La birra, bevanda alcolica ottenuta dalla fermentazione operata da lieviti fermentanti e in rari casi anche da batteri (lambic), viene preparata con l’aggiunta di un ingrediente prezioso come il luppolo che, assieme alle naturali barriere innalzate nel prodotto per evitare contaminazioni, costituisce un valido alleato contro i microrganismi spoilage.
Il luppolo nella birra: aggiunta e funzioni
Quasi tutti i luppoli coltivati al mondo finiscono nella birra e, al di fuori di questo contesto, esso appare per lo più come una novità all’interno di liquori, caramelle, germogli serviti in ristoranti e in negozi specializzati in cure omeopatiche, in particolare viene venduto da più di un secolo come deterrente per combattere l’insonnia.
Documenti scritti indicano che il luppolo era ben conosciuto nell’ottavo secolo ed era coltivato negli orti dei monasteri dei Paesi Bassi, nella Germania del nord e nella Repubblica Ceca e anche se i vantaggi dell’utilizzo di questo germoglio risultarono subito chiari, ci vollero secoli affinché le birre contenessero stabilmente luppolo nelle preparazioni. A titolo esemplificativo, la lenta accettazione del luppolo da parte di birrai e bevitori inglesi ed europei si rende manifesta nella distinzione rispettivamente nei due contesti tra ale e birra o, come in Germania, tra ale di gruit (quest’ultimo è un infuso di spezie utilizzato in tempi antichi per aromatizzare le birre) e birre luppolate.
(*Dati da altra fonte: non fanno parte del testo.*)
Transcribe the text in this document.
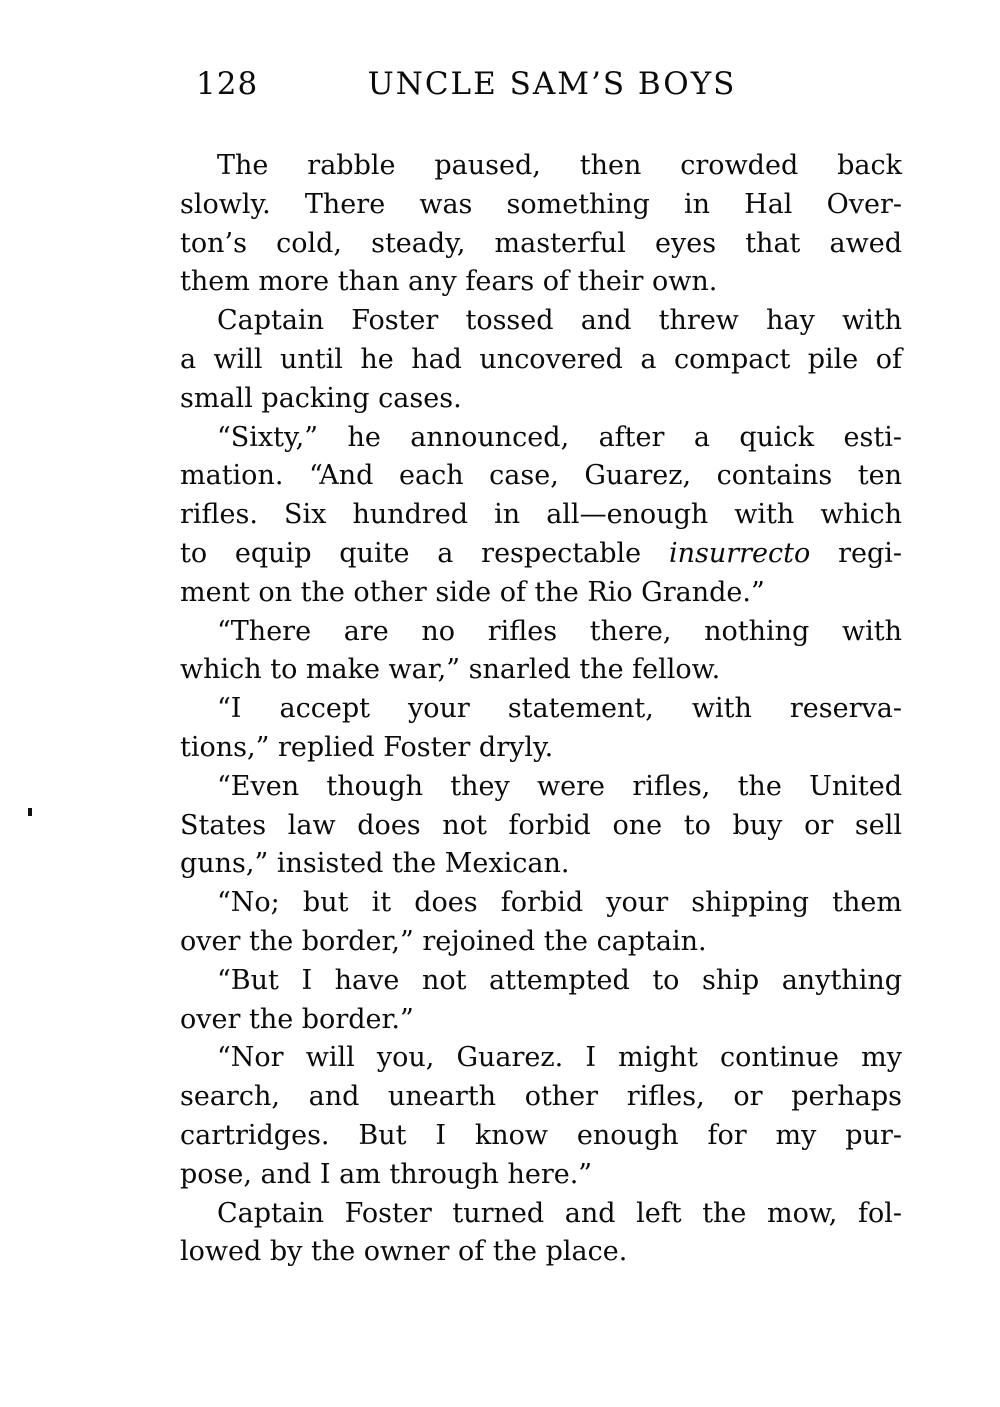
128	UNCLE SAM’S BOYS
The rabble paused, then crowded back
slowly. There was something in Hal Over-
ton’s cold, steady, masterful eyes that awed
them more than any fears of their own.
Captain Foster tossed and threw hay with
a will until he had uncovered a compact pile of
small packing cases.
“Sixty,” he announced, after a quick esti-
mation. “And each case, Guarez, contains ten
rifles. Six hundred in all—enough with which
to equip quite a respectable insurrecto regi-
ment on the other side of the Rio Grande.”
“There are no rifles there, nothing with
which to make war,” snarled the fellow.
“I accept your statement, with reserva-
tions,” replied Foster dryly.
“Even though they were rifles, the United
States law does not forbid one to buy or sell
guns,” insisted the Mexican.
“No; but it does forbid your shipping them
over the border,” rejoined the captain.
“But I have not attempted to ship anything
over the border.”
“Nor will you, Guarez. I might continue my
search, and unearth other rifles, or perhaps
cartridges. But I know enough for my pur-
pose, and I am through here.”
Captain Foster turned and left the mow, fol-
lowed by the owner of the place.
L’ingresso in pianta stabile del luppolo nella formulazione degli ingredienti della birra si deve dunque a vari fattori: le proprietà amaricanti permettono la creazione di un equilibrio in virtù della contrapposizione al sapore dolce dei malti e, più in generale, il tocco esotico dato da luppoli americani di nuova concezione stanno letteralmente creando un inedito segmento di consumatori. In più, ma in realtà si tratta di una necessità storica di primissima importanza, il luppolo è un antimicrobico estremamente efficace.
Proprietà antimicrobiche del luppolo
I birrai dei secoli scorsi, in particolare nell’epoca dell’avvento di castelli e monasteri, si resero conto dell’efficacia di questa pianta nel combattere infezioni che costringevano a gettare interi “lotti” di produzione. Il luppolo contiene al suo interno molecole a carattere acido come umulone, adumulone, coupulone, post e pre-umulone tra i più comuni, note come α e β-acidi, che, se aggiunti in bollitura, subiscono un processo chimico noto col nome di isomerizzazione.
Oltre a far sì che si possa aggiungere il prefisso –iso a tutte le molecole precedentemente citate, questa conversione rende gli iso α e β-acidi componenti amare e antibatteriche. Il meccanismo operato da queste molecole è tanto semplice quanto efficace: alterando l’equilibrio di cariche sulla membrana di microrganismi sensibili, ad opera di un gruppo prenilico vengono disattivate le pompe protoniche che permettono i trasporti attivi all’interno della cellula di nutrienti e verso l’esterno di scarti del metabolismo, causando una progressiva morte cellulare.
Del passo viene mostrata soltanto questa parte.